WP1 –Surface alloying in HUST and Ti surface modification with target metals and surface patterning at SPBU - June, July
WP2 - Synthesis of electrocatalysts on patterned Ti and test water electrolysis performance (HUST/ SPBU) - August, September, October
WP3 - Optimizing laser process parameters(SPBU) - November, December
WP4 – Visit labs (SPBU/HUST) - October, December

The current proposal aims to contribute to the most pressing need for clean energy revolution and a more sustainable society. According to the Paris Agreement (PA), many countries in the world have strategical plans to achieve zero carbon emissions by the middle of the 21st century, i.e. Carbon neutralization. Catalysis enables highly efficient energy conversion production and is the cornerstone of the modern chemical industry and future clean energy revolution, including fuel cells, metal-air batteries, green hydrogen production, etc. The proposed rational design of highly active and stable catalysis utilizes the strength of both PIs and is expected to have an impact on the water electrolysis to the production of hydrogen and can be easily extended to further applications (i.e. carbon fixation).
Both China and Russia have national strategies priorities in development of green alterative to fossil fuels and green carbon science in the entire carbon cycles. Renewable energy will replace traditional fossil fuels on a large scale in the future and hydrogen energy will play an important role in this process. Furthermore, green hydrogen obtained from renewable power electrolysis water will truly achieve carbon-free and clean energy. This project aims to contribute to the green hydrogen production and enhance the impact on reducing anthropogenic climate change, which also can obvious benefit to the economy and societal wellbeing of both countries.
On the HUST side, such collaboration is at the core of “HUST Global Strategy 2030” to (1) the strategic goal of “four forces to improve” for global development, (2) “six strategic paths”, and (3) “ten key tasks”. Aiming to serve the national strategy, solve the problems faced by national development, and also serve the general trend of the country to the center of the world stage, reflecting HUST’s own disciplinary characteristics, regional characteristics, platforms and talent advantages.
On the SPBU side, after Russia released the "Russia's Social and Economic Development Strategy to Achieve Low Greenhouse Gas Emissions by 2050". St. Petersburg State University responded positively and carried out comprehensive strategic cooperation with universities such as Harbin Institute of Technology in the field of carbon neutrality and peaking, and jointly established 6 Sino-Russian joint research centers including plasma physics application technology, ecological environment, applied mathematics, and advanced materials. A variety of measures will be taken to promote Russia's "Goal Plan" based on energy transition.
The current proposal only touches base on using the designed catalytic system for water electrolysis. The collected data and study this year will contribute significantly to understanding the structure-property relationship in catalyzing water electrolysis, thus enabling further material design and optimization in the huge multielement composition space with a rational guide.

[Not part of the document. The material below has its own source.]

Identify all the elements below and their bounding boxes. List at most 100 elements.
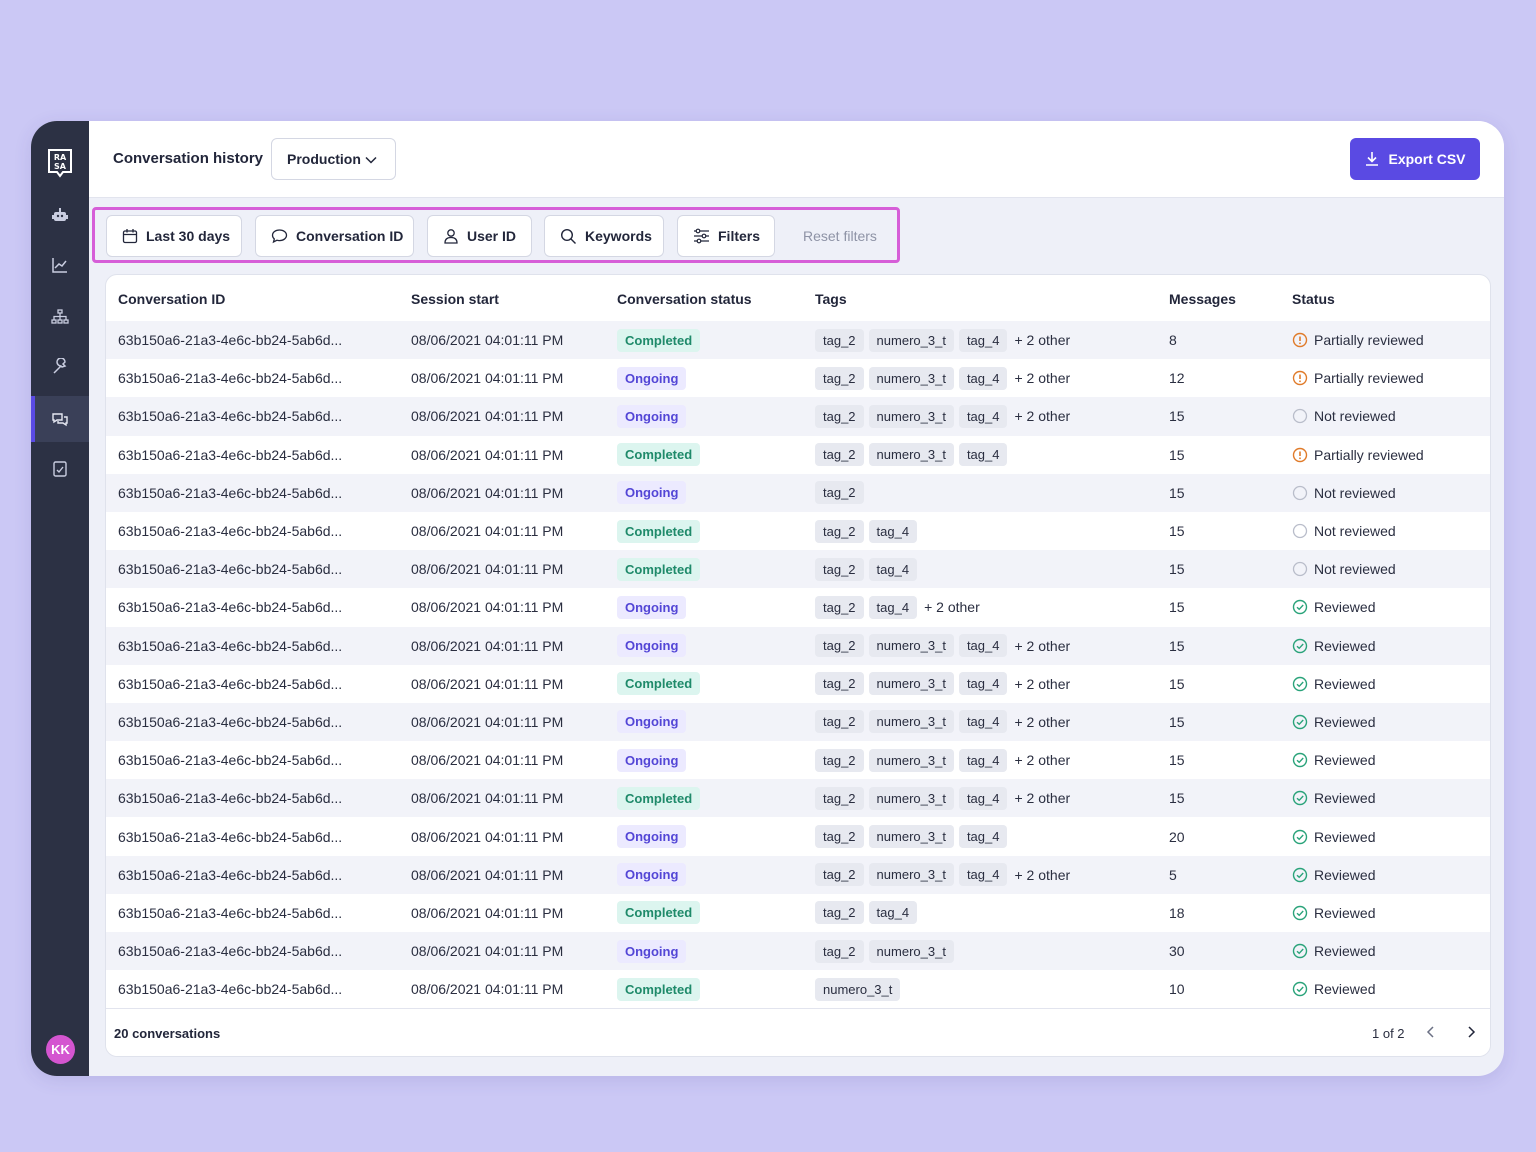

In year 2, continuous innovation is required to advance the design of the catalyst to improve the performances in practical water electrolysis system, including its activity, stability, cost, and on-site performances, contributing to real equipment application. Moreover, the proposed highly efficient catalysts are not limited to water electrolysis and can be generally applicable to other important reactions in clean energy and sustainability, such as fuel cells, metal-air batteries, carbon dioxide reduction, nitrogen fixation, etc. The current funds requested will initiate the collaboration and lay a foundation for more comprehensive research and funding in the future.

The PI’s will apply to the funding bodies and calls mentioned in the ‘Outputs’ section to support their joint research and promote PhD, postdocs and PI’s mobility to facilitate this collaboration.